Бах! Спираль взорвалась вместе с разлетающимся на кусочки мозгом.

***

Щелк!

Заваленный бумагами стол. Две руки нервными движениями копошатся в стопках, открывают пластиковые папки, пальцы бегло перебирают листки, выдёргивают один.

– Вот он!

– Это что? – Красномордое рыжебородое лицо нависает сверху, прищуренные глаза давят, сверлят в черепе дыры. – Я тебя просил за девять месяцев, а ты мне тычешь квартальным…

– За девять? За девять ещё не готов…но я сегодня постараюсь сделать…

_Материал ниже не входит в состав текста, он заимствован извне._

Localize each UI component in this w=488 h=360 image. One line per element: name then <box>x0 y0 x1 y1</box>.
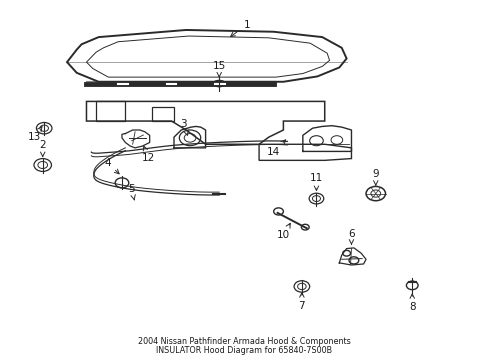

– Ты должен был сделать его ещё вчера! – орёт рыжая борода. – С чем мне теперь на совет директоров идти?!

– Василий Семёнович я…

– Да пошёл ты на …растяпа! От тебя одни неприятности!

– Но я!

– Пить надо меньше и в соцсетях зависать. Ещё один такой прокол и можешь собирать шмотки!

Визгливый голос, отражается от пластиковых перегородок и носится по разбитому на квадратные соты, офису, как шальная пуля. За соседней перегородкой слышится придавленный ладошкой смех.

Щелк!

Руки лежат на кожаной оплётке руля. Я узнаю эту оплётку, узнаю руки. На безымянном пальце правой, тонкое золотое колечко. Я узнаю это кольцо. Елозящие по стеклу дворники вяло размазывают прилипшие капли дождя. Кривая змея узкой дороги заставляет выворачивать руль то вправо, то влево. Я знаю эту дорогу. Из магнитолы раздаются финальные аккорды Фрэди из песни «Show mast go on». Моя любимая.

– Серёж, не гони так. Ты же знаешь, что за поворотом эта выбоина. Опять влетишь!

Я знаю этот голос. Всегда мягкий, никогда не срывающийся на крик, всё прощающий и всегда чуткий.

– Натуль, яма не здесь, за следующим поворотом, возле Бурьяновки!

Свист тормозов, глухой удар подвески, матерок.

– Ну вот, я же говорила! – поёт невозмутимый голос.

– Папа, ты опять в яму пловалился!

Сашка! В прямоугольнике зеркала заднего вида большие бирюзовые глаза, белые локоны, огромный – в два раза больше маленькой головки розовый берет. Я привёз его из заграничной командировки.

Я знаю всё: машину, находящихся в ней людей. Нет никого на свете милее этих людей. Мне знаком этот тёплый уютный мирок, и я хочу остаться в нём навсегда.

Щелк!

«На! Н-на! Н-н-на!»

Окровавленный кулак со всей мочи врезается в стену. Ещё раз! И ещё!

«Н-на-аа! С-сука! Я заставлю тебя появиться!».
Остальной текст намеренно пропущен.